• SONAR
  • Save as .cwp or .cwb (p.2)
2004/07/08 23:58:13
sammyp
wooah, straighten me out here. i thought the norm for saving a file to hard copy was burning a bun. file. is this not so? can you burn a cwp to data cd as well and more reliable? sorry for the dummy question. i guess i should only clean audio folder after a project is finished seeing as it clears history?
2004/07/09 00:00:36
ghijkmnop
You burn the CWP AND the project audio folder to the CD(s) or DVD.
2004/07/09 00:03:15
Phrauge
ORIGINAL: sammyp

wooah, straighten me out here. i thought the norm for saving a file was burning a bun. file. is this not so? can you burn a cwp to data cd as well and more reliable? sorry for the dummy question.
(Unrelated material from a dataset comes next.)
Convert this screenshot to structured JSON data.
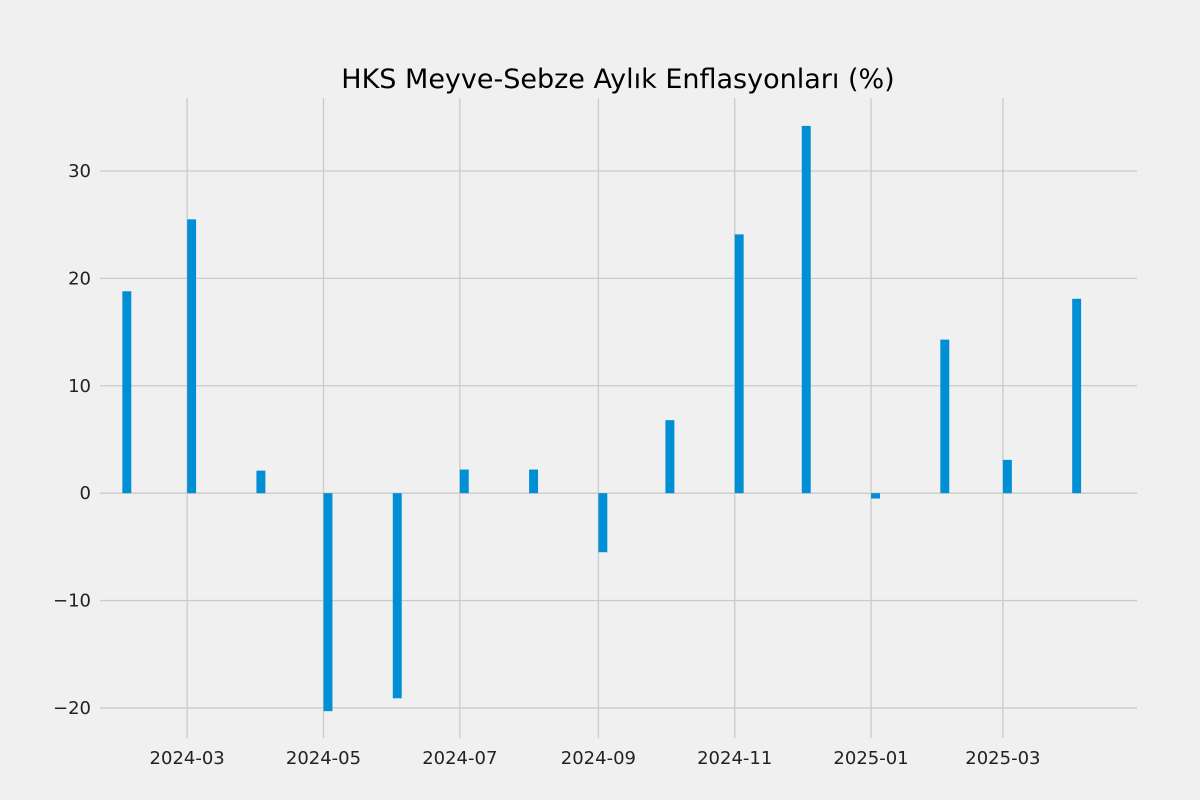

Backing up the cwp file and the "Audio" folder for that project, as data, is the process. The cwp files contains the project info. The Audio folder contains, well, the audio.
2004/07/09 00:03:50
sammyp
You burn the CWP AND the project audio folder to the CD or DVD


so: better then a bun? what i'm talking about is burning/saving a projects progress once every couple of weeks
2004/07/09 00:05:12
Phrauge
ORIGINAL: sammyp
so: better then a bun? what i'm talking about is burning/saving a projects progress once every couple of weeks



IMO, yes.
2004/07/09 00:08:57
rponcher
ORIGINAL: sammyp

You burn the CWP AND the project audio folder to the CD or DVD


so: better then a bun? what i'm talking about is burning/saving a projects progress once every couple of weeks


A few people have had complaints regarding bundles getting corrupted. If you use per-project audio, you can just copy off the folder where the project lives. Or zip/rar it.
2004/07/09 03:08:16
Brad
Whoa! What a mess now.. I tried saving my last project.. as a cwp. Well the wavs associated with this were a wopping 650MB. The cwb file for this same project previuosly saved as cwb was only 93MB. Also, when I tried to open the .cwp file it took even longer to open than the usual 30 seconds or so that it took to open the cwb. Not so tidy and efficient after all. Something here is not right. I'll check further..
2004/07/09 08:10:51
HammerHead
ORIGINAL: Brad

Hi,

I'm wondering if people have a preference and why. I've always just saved my Audio w/Midi projects as .bun files cuz it all stays togethter and is unclutterd. I never bother saving as .cwp. Why save the audio in a different place than the rest of the data? But now, somehow I'm getting the feeling that this may be an unorganized way of doing things.. Any suggestions out there one way or the other?


Thanks
Brad


i used to do buns (that could sound weird right ?) but i had a bun get corrupted and after posting this same question on the old version of this forum was set straight by the solid advice from forum members....

.cwp for me.
2004/07/09 08:16:08
HammerHead
ORIGINAL: Brad

Whoa! What a mess now.. I tried saving my last project.. as a cwp. Well the wavs associated with this were a wopping 650MB. The cwb file for this same project previuosly saved as cwb was only 93MB. Also, when I tried to open the .cwp file it took even longer to open than the usual 30 seconds or so that it took to open the cwb. Not so tidy and efficient after all. Something here is not right. I'll check further..


2 things...

for .cwp
make sure your audio drive isn't fragmented.....if your wavs are all over the drive & sonar has to hop around to get to them it could take some time to open....650MB will take some time anyways.

for bun
i could be wrong here but i think saving as a bun does some kind of compression...which could be some of the reason they are more susceptible to getting corrupted....just guessing.
2004/07/09 09:00:38
dachay2tnr
ORIGINAL: Brad

Whoa! What a mess now.. I tried saving my last project.. as a cwp. Well the wavs associated with this were a wopping 650MB. The cwb file for this same project previuosly saved as cwb was only 93MB. Also, when I tried to open the .cwp file it took even longer to open than the usual 30 seconds or so that it took to open the cwb. Not so tidy and efficient after all. Something here is not right. I'll check further..


Two possible problems here. First, are you using Per Project file storage? If not then it's likely the wave files you were saving were from this AND other projects as well.

Second, if you ARE using Per Project storage, it is possible you have a lot of "unused" audio in that folder. For ex., takes that you later deleted, etc. Deleting them from the project does not remove the audio files from your drive. However, you should be able to get rid of that clutter with the Clean Audio Disk tool.